The Details in the Parable

  1. The Law doesn’t leave us in the ditch because it is bigoted or evil but simply because there is no way for it to help. That doesn’t mean it isn’t helpful to the Christian. It simply means it is incapable of answering the Lawyer’s question about salvation. The Law is useful to Christians not only to show them their sins but also to show them what is good and what is evil. God gave us the ten commandments and the Law for clarity. We can’t always trust our consciences. It might seem to us that marriage is mainly about love and commitment and therefore homosexual marriage seems reasonable. It might seem to us that poor people deserve to be poor and that the wealthy have earned their wealth. It might seem that abortion is like the removal of a tumor rather than the murder of a baby or that women are just as capable of being pastors and carrying out ministerial duties as men. For those and a host of other questions we need the Law’s clarity and direction. Even as we need its accusations to lead us to repentance and to give up our self-reliance, so also we need its threats to hem us in and we need its instructions to guide us.

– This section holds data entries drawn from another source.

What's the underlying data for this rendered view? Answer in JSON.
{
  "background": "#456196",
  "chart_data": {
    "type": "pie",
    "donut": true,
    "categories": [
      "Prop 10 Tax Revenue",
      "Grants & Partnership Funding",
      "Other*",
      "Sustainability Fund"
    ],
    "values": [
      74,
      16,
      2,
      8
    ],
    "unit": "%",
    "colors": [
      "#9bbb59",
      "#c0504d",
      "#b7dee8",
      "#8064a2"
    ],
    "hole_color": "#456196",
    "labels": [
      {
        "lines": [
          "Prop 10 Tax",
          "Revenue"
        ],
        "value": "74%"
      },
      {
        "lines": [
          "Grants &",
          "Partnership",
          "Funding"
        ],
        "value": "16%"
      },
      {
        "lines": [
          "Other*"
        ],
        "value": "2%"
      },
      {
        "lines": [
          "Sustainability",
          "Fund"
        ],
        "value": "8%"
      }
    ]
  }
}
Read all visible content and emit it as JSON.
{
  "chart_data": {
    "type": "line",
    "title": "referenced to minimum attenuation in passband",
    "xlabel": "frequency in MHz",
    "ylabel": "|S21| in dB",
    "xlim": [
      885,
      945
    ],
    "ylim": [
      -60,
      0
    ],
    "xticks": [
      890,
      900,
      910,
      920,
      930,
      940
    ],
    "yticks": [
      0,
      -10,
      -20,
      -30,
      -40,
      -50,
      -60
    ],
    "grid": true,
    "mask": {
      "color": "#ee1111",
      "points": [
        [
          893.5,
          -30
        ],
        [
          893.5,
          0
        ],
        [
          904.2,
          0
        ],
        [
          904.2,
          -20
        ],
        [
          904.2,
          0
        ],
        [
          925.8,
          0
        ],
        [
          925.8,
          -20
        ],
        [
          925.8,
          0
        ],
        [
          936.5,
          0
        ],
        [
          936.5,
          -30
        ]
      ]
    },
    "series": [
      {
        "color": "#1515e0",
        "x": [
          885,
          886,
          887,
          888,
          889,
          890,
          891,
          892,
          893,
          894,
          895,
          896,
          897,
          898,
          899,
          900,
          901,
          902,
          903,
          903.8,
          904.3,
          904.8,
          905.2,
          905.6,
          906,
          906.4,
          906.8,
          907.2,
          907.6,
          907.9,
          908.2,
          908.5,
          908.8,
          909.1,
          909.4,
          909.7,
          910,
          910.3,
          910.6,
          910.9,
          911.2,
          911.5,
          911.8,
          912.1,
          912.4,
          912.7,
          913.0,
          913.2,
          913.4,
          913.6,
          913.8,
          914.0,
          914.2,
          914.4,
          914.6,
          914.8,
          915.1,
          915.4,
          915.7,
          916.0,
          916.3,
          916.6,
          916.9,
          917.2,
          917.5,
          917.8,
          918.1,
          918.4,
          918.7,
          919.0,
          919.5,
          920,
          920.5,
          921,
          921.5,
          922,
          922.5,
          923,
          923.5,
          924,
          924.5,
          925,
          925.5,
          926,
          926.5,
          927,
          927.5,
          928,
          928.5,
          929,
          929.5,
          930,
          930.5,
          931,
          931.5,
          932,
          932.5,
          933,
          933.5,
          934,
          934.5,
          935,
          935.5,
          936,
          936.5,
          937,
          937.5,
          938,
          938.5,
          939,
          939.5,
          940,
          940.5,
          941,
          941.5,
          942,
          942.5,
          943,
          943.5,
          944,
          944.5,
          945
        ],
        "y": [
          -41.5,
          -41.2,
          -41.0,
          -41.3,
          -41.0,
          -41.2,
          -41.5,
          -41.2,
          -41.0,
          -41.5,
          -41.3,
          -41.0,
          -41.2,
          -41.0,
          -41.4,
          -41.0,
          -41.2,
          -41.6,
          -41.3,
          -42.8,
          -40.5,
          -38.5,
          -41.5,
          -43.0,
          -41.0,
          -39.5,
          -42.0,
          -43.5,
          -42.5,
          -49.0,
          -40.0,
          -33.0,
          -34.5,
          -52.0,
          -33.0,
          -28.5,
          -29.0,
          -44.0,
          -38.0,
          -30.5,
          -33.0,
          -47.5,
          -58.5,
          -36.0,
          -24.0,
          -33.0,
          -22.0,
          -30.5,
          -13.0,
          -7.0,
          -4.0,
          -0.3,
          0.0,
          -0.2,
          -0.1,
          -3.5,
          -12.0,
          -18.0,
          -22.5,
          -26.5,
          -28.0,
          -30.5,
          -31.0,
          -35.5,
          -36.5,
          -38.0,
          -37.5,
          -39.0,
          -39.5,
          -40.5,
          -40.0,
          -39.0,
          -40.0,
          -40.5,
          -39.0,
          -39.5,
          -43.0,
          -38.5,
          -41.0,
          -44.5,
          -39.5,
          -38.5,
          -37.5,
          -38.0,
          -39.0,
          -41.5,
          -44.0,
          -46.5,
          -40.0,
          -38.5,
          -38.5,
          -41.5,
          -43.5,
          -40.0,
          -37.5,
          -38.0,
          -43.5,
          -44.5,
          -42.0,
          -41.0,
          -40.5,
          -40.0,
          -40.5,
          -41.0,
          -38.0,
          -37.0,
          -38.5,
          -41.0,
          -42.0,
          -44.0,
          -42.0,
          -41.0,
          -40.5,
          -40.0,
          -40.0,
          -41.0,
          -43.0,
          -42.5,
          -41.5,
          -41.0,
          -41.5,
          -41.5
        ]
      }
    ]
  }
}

  2. The lawyer isn’t a priest or a levite in this parable. Nor is he the Samaritan. He is the man in the ditch, left for dead, without resources. He doesn’t need someone to help. He needs to be helped. The Samaritan owes him nothing. He is a despised outsider. The Samaritan has that godliest of attributes: compassion. He dirties himself with the lawyer. He binds up the wounds. He pours on oil and wine. He puts him on the donkey while he walks. He takes him to an inn for recovery, pays for everything, and promises to come back and pay for anything else that is needed. That is what the Messiah does. That is who Jesus is. The way to salvation and eternal life isn’t in loving your neighbor it is in being rescued and carried by Christ. It isn’t finding a good deal at a hospital, it is being the beneficiary of His generosity and love, not in paying but in being paid for. Eternal can’t be bought or earned. It can only be received as a gift.


  1. After the parable, Jesus asks the man a question. This is important because when the lawyer asked, “Who is my neighbor”” he was still asking a Law question. He wanted to find out who he had to love to get to heaven. The answer to that question is “everyone.” The Law leaves no loophole. There is obviously no room for racism in Christianity. But so also, there is no room for moral superiority. To keep and obey the Law you must love drug dealers and child pornographers, democrats and republicans, terrorists and dictators. You must love perverts and cheaters and liars. You must love addicts and betrayers and racists. You must love everyone. BUT THAT IS NOT THE ANSWSER TO JESUS’ QUESTION. Jesus changed the question to get the answer he wanted, the real answer to the Lawyer’s original question. Jesus asks: “Who was neighbor to the man who fell among thieves?” Not everyone – but the One who had mercy.
  2. To inherit eternal life is to get mercy not to be merciful. The lawyer needs mercy. He is in a ditch but doesn’t know it. So first he needs the Law to expose him and show him his need. That way he is ready for the Samaritan and is able to recognize Him. The Samaritan fulfills the Law. He is truly a righteous man in whom there is no guile. He rescues the dying sinners who could not save themselves. And then the lawyer, now recovering in the inn, needs the Law’s direction: go and do likewise – not to save yourself but in response to what has been done for you. Go and be like Jesus, merciful, preaching Law and Gospel to your neighbors, helping them in their physical needs.